도 6은 단백질 설계 시스템, 예를 들어 도 1을 참조하여 설명된 단백질 설계 시스템(100)을 트레이닝하기 위한 예시적인 트레이닝 시스템(600)을 도시한다. 트레이닝 시스템(600)은 아래에 설명된 시스템, 컴포넌트 및 기술이 구현되는 하나 이상의 위치에 있는 하나 이상의 컴퓨터상의 컴퓨터 프로그램으로 구현되는 시스템의 예이다.FIG. 6 shows an exemplary training system 600 for training a protein design system, such as the protein design system 100 described with reference to FIG. 1 . Training system 600 is an example of a system implemented as a computer program on one or more computers at one or more locations where the systems, components, and techniques described below are implemented.
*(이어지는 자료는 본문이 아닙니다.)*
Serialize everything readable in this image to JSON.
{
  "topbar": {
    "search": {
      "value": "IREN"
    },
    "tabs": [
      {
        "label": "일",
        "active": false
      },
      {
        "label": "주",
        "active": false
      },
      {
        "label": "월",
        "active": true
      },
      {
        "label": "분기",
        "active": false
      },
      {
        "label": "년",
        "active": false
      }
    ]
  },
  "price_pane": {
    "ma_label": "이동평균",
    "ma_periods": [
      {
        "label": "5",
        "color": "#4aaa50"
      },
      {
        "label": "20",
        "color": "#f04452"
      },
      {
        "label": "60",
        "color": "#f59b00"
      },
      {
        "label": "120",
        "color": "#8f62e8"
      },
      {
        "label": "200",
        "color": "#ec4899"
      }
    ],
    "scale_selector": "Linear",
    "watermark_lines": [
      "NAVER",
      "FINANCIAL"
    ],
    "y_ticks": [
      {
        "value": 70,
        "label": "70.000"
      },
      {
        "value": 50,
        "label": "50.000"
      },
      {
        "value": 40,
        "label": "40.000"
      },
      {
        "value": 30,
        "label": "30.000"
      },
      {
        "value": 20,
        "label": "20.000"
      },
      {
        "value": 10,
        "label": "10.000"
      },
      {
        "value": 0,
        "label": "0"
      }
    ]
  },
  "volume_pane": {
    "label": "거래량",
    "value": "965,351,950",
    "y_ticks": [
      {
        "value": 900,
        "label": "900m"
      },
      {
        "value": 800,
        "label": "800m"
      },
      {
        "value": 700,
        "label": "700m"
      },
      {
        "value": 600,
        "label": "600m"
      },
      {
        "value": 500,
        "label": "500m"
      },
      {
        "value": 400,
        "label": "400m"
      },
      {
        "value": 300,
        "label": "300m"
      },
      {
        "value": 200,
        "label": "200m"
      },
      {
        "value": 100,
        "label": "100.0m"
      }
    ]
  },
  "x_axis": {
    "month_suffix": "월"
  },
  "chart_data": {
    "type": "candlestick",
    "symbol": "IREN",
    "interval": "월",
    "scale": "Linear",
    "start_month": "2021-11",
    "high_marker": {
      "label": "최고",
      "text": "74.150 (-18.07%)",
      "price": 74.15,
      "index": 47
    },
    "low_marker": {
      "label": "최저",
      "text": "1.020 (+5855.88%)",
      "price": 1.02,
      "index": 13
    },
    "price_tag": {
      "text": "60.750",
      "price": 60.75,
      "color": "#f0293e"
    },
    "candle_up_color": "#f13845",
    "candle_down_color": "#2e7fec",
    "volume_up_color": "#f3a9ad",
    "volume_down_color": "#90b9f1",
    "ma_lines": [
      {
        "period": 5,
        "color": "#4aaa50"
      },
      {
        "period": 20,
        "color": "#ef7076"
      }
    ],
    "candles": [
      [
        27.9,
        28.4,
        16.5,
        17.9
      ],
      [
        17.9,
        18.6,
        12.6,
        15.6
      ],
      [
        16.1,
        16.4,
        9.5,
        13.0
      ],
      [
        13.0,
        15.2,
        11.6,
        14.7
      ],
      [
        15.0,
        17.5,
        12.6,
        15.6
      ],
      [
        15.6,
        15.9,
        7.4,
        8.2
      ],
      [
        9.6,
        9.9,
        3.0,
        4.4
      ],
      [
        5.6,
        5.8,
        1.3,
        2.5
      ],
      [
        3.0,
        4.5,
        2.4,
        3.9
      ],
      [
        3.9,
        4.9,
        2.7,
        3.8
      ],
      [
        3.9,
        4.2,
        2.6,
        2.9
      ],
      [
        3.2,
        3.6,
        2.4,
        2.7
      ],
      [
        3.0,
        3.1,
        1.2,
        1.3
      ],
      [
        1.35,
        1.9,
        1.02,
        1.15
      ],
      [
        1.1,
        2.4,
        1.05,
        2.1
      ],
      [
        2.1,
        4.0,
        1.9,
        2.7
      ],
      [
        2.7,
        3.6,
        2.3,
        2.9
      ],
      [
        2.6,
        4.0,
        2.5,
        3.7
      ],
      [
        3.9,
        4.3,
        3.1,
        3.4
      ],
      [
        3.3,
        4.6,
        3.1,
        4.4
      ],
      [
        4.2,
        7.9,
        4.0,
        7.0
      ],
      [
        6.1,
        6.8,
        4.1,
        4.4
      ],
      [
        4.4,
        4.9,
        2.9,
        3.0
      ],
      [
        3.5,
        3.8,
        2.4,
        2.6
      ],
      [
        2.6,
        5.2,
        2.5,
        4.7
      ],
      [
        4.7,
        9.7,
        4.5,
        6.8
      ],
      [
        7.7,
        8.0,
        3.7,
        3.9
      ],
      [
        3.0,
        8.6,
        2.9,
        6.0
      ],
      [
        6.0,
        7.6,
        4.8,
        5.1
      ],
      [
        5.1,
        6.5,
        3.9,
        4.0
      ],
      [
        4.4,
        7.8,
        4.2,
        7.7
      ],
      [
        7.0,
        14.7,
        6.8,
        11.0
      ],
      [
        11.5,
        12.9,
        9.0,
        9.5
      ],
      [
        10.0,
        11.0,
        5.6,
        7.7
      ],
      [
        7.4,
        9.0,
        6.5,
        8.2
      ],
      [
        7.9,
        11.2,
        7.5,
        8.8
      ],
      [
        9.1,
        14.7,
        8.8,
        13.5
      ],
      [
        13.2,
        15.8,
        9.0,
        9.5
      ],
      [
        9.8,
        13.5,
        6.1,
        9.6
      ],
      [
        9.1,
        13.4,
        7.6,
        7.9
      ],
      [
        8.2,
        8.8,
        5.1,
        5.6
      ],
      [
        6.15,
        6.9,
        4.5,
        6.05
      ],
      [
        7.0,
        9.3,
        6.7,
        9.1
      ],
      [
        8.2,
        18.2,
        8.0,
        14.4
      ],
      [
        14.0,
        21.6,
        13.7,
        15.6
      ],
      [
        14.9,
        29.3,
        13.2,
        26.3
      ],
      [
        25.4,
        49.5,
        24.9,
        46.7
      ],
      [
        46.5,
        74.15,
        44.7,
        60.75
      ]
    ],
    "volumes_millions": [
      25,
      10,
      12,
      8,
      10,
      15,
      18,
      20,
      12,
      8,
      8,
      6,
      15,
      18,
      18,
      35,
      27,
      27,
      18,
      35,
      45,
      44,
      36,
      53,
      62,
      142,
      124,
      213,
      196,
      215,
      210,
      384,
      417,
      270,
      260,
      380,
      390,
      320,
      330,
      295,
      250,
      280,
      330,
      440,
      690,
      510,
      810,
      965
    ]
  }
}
트레이닝 시스템(600)은 단백질 설계 시스템(604)의 파라미터를 트레이닝한다. 단백질 설계 시스템(604)은 단백질 설계 시스템 파라미터 세트의 현재 값에 따라 단백질 구조를 정의하는 구조 파라미터 세트를 처리하여 단백질 구조를 이룰 것으로 예측되는 단백질의 아미노산 서열을 정의하는 데이터를 생성하도록 구성된다. 이어지는 설명에서, 단백질 설계 시스템(604)은 신경망 시스템(즉, 하나 이상의 신경망 시스템)으로 이해되며, 단백질 설계 시스템 파라미터는 단백질 설계 시스템(604)의 (트레이닝 가능한) 파라미터(예를 들어, 가중치)를 포함한다. 예를 들어, 도 1을 참조하여 설명된 단백질 설계 시스템의 단백질 설계 시스템 파라미터는 임베딩 신경망(200)과 생성형 신경망(106)의 신경망 파라미터를 포함한다.The training system 600 trains the parameters of the protein design system 604. The protein design system 604 is configured to process the set of structure parameters defining the protein structure according to the current values of the set of protein design system parameters to generate data defining the amino acid sequence of the protein that is predicted to make up the protein structure. In the description that follows, the protein design system 604 is understood to be a neural network system (ie, one or more neural network systems), and a protein design system parameter is a (trainable) parameter (eg, weights) of the protein design system 604. include For example, the protein design system parameters of the protein design system described with reference to FIG. 1 include neural network parameters of the embedding neural network 200 and the generative neural network 106 .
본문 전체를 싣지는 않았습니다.